We may thus conclude that face recognition “as we know it”—i.e., not just categorizing face versus non-face, but seeing that face, knowing what it looks like, who it is, and what emotion it carries—is a visual function tightly linked to conscious rather than unconscious vision. The main reason for this lies in the fact that in conscious recognition we go beyond simple categorization, and move towards a function where the integration of all possible information about that face (its viewpoint, colour, identity, emotional expression, etc.) is required.

This may raise the question of how we then become conscious of an extremely simple stimulus, such as an oriented black line on a completely white background. With such a simple stimulus, there seems to be no need for any elaborate binding, incremental grouping, or inference. Neurons in the primary visual cortex can detect the line and its orientation within a few action potentials. There seems to be no need to call in the functions that are enabled by conscious processing. So why is it, then, that we still see the black line on the white background?
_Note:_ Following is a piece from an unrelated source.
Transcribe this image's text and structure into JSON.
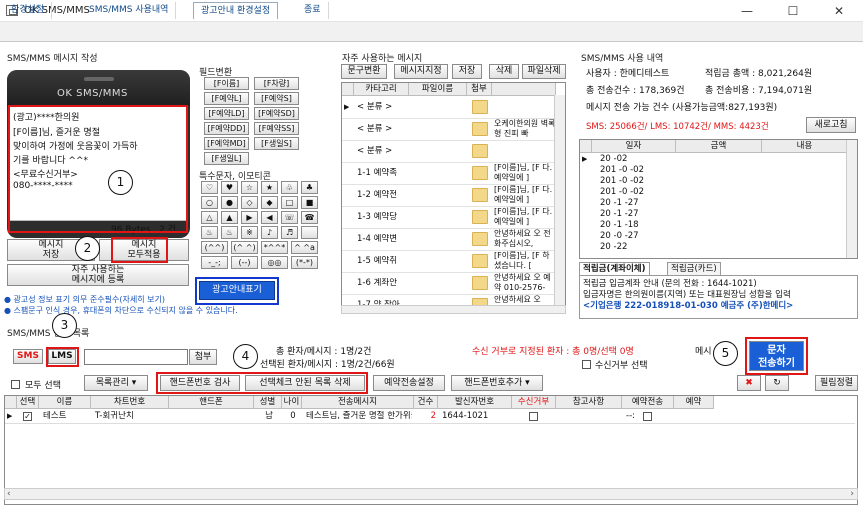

First, it should be noted that the notion of “simple” stimuli is more complex than one would expect. For example, it was shown that subjects can rapidly detect animals or vehicles in complex natural scenes, even when their attention is simultaneously focused on another task. Discriminating large T’s from L’s, or bisected colour disks from their mirror images was impossible under the same dual task paradigm. Apparently, seemingly simple letter or disk stimuli require more attentive processing than seemingly complex natural scenes (Li et al. 2002), suggesting that they take longer and more elaborate processing. In blindsight, subjects can discriminate lines of different orientations, suggesting that conscious processing is not required for these simple stimuli. However, discrimination performance—although above chance—is typically worse than for consciously-seen line segments, suggesting that something is “missing” from the neural representations formed in blindsight compared to those in conscious vision.

So what might the more elaborate processing steps that lift the unconscious representation of a black line towards a conscious representation of that line be? First, it is known that neurons in many visual areas beyond V1 respond to orientated line segments. At each level, receptive fields, and hence spatial frequency preferences, differ. This means that (the orientation of) the line segment is represented at many different spatial scales across the visual cortex. Only the integration of these differently-scaled representations, via recurrent interactions, yields a precise and conscious representation. The same holds for other properties of the “simple” line segment, such as its colour, its depth, and its relation to the background.[41] Indeed, oriented lines are fairly easy to mask (in fact easier than faces), indicating that their conscious percept depends on more elaborate processing steps than expected for such a simple stimulus.